Shoval et al. presented in [25] a method for creating a hierarchy of entity-relationship diagrams (HERD) from a “flat” ER diagram. The method uses packaging operations that aggregate entities and relationships into higher-level ER diagrams called structures. A structure is a partial ER diagram with external relationships to related structures that might group two or more specific relationships (Aggregate). Other approaches in ER that use the aggregation can be found in [3, 13, 21, 29]. Villegas and Olive present in [30] a method that uses a set of elements provided by the user (called user focus set), and the method filters (simplifies) the conceptual schema by producing a subset of the elements of the original schema taking into account the importance of each entity type in the schema and its closeness to the entity types the user focuses on. The method might create new entities and use the hierarchy to produce a more abstract model.

Other modeling languages have used different abstraction techniques such as aggregation into higher-level elements or removing unnecessary elements to reduce the model’s complexity, such as workflow languages [23, 26]. Some of these languages use already built-in hierarchical primitives that enable element aggregation.

As the language we are using in this paper is a subset of \(i^*\) [31] we refer to studies dealing with its complexity management. We found out that scalability is considered one of the important challenging problems that have been treated only to a limited extent [2, 10, 16]. Most solutions focus on increasing the modularity of the \(i^*\) language by providing modularization mechanisms. These approaches require extending the languages with new modeling constructs that encapsulate the internal structures of the model. A detailed survey can be found in [16]. In contrast to the works presented by the \(i^*\) community, in this work we chose to remain with the existing language and not extend the language with new constructs that naturally require a steeper learning curve. Our aim is to simplify the maps to enable better understanding, inspecting, and managing the maps while preserving their semantics. In that sense, we adopt a similar direction to the work of Egyed who introduced abstraction rules for class models and an algorithm for applying them [8].

5 Conclusion and Future Work

We develop a simplification algorithm for know-how maps and found it improving knowledge reasoning efficiency as well as knowledge understandability. We examined the reasoning efficiency and scaleability using large scale maps and the understandability via a controlled experiment. The importance of the map simplification is high as knowledge, in particular know-how, is developing at a fast pace, so the need to manage and reason about it is increased.

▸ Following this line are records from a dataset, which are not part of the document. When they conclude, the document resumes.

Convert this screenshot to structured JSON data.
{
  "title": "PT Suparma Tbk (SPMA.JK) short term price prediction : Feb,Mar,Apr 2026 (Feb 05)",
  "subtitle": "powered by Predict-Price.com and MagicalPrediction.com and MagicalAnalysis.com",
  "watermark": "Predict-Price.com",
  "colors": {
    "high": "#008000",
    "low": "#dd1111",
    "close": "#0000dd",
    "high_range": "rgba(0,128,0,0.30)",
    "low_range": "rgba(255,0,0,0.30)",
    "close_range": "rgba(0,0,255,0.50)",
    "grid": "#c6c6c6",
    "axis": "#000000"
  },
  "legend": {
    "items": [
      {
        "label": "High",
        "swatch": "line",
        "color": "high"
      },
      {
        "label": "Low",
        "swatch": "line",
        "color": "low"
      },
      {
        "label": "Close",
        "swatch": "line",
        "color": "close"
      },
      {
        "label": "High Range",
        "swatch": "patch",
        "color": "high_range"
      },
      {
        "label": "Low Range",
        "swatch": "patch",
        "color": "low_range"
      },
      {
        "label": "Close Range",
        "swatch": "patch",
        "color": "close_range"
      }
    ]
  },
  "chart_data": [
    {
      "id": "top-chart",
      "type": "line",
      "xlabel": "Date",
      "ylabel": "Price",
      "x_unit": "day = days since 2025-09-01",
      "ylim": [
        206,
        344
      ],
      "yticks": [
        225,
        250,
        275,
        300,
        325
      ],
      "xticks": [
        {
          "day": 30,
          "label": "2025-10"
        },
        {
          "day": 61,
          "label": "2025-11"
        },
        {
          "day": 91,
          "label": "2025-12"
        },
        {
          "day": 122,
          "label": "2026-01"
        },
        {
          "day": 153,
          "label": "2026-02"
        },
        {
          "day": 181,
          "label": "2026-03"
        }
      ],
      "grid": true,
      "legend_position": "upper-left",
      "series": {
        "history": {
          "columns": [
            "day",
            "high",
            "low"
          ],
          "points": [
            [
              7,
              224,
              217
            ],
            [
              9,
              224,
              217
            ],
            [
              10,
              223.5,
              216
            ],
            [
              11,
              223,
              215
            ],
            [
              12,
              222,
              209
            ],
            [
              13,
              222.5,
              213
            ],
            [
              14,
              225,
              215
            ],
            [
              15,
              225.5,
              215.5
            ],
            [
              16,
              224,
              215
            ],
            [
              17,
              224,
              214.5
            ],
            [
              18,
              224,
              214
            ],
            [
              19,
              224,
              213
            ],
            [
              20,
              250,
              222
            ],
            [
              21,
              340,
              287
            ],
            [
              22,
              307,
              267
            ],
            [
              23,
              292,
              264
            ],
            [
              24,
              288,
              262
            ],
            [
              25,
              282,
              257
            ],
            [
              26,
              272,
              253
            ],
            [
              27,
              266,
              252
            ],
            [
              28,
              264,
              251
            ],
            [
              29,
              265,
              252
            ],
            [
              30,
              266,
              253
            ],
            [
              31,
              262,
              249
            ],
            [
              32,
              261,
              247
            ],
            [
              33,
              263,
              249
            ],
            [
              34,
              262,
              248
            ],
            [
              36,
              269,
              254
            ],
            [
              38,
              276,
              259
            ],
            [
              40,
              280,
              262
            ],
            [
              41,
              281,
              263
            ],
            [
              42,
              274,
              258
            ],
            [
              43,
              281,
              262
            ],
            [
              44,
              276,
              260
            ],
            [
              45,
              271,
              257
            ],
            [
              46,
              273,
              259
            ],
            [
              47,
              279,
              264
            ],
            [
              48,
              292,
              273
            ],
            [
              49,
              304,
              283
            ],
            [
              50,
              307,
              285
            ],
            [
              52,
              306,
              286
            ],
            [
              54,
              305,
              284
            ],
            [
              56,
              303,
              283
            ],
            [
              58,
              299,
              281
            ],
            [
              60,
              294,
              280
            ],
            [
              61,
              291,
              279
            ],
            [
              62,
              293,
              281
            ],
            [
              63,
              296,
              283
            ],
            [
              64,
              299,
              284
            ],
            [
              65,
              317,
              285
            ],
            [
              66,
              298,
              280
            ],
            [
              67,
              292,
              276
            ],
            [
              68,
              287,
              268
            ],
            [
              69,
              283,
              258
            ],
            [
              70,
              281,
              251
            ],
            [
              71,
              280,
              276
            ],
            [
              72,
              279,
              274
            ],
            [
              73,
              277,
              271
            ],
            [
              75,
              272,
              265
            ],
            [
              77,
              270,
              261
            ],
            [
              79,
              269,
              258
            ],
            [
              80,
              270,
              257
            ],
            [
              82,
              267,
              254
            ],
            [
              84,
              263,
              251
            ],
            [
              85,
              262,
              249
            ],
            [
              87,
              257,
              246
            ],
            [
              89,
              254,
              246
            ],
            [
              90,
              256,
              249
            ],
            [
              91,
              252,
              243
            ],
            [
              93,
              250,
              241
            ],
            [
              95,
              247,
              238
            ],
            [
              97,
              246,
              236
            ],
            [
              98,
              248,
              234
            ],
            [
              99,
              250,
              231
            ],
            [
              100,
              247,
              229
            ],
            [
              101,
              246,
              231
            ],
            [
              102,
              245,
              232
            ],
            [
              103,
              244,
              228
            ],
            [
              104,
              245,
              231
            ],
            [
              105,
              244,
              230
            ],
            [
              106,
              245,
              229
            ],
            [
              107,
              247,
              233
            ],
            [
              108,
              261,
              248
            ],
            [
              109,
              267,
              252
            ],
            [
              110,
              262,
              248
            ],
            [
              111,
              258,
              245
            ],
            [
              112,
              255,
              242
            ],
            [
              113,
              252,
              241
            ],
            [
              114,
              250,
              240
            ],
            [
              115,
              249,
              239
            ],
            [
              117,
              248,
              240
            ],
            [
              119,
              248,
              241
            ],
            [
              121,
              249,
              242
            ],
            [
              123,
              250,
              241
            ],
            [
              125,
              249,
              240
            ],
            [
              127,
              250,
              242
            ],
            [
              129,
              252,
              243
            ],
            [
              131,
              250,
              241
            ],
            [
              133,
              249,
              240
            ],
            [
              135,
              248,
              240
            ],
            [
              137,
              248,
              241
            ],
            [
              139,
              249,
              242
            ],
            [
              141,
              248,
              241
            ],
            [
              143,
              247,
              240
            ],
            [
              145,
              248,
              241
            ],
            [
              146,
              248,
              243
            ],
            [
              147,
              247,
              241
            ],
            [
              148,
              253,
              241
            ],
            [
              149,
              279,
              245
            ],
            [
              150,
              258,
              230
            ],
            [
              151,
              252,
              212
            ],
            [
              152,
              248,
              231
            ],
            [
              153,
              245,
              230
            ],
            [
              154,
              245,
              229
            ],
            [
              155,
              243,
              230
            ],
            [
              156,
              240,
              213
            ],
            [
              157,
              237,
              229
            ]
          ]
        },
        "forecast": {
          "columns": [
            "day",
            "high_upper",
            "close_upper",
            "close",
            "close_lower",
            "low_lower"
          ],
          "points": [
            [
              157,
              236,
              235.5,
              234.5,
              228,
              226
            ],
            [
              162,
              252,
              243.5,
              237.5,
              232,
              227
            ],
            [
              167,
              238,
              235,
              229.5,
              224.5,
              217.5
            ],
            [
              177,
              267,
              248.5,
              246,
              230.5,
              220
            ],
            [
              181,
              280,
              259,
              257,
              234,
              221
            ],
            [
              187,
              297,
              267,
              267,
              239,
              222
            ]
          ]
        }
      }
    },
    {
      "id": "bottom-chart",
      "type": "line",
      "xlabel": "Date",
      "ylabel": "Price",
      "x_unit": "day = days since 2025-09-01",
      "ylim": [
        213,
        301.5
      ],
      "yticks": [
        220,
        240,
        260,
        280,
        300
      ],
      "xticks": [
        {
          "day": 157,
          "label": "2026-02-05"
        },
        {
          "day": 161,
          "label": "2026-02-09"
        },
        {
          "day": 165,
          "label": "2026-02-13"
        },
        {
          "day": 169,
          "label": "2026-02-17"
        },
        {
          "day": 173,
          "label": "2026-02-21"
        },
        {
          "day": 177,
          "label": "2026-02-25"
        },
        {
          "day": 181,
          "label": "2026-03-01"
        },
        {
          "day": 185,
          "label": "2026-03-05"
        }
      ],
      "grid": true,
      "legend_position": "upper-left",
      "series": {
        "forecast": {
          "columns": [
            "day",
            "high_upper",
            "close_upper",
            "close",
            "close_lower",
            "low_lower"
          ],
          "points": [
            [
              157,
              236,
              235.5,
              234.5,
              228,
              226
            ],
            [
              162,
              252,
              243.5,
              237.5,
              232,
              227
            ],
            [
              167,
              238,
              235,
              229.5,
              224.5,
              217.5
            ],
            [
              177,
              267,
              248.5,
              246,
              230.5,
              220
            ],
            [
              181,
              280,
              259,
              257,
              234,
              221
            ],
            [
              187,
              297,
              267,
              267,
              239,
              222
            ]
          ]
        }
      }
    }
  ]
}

Even know-how maps that index the existing knowledge are complex and tend to scale fast, and thus required further simplification. We believe that by applying the simplification algorithm over the maps, stakeholders can better manage and navigate throughout the maps, and better be supported for decision making.

In the future, we plan to further investigate and evaluate the mechanism we developed and look for additional mechanisms that facilitate various simplification capabilities, so to better manage ME maps. We also plan to test the simplification of ME maps for industrial/practical purposes. In particular, as the ME-MAP approach is derived from GORE, we plan to apply the simplification mechanism to goal modeling techniques.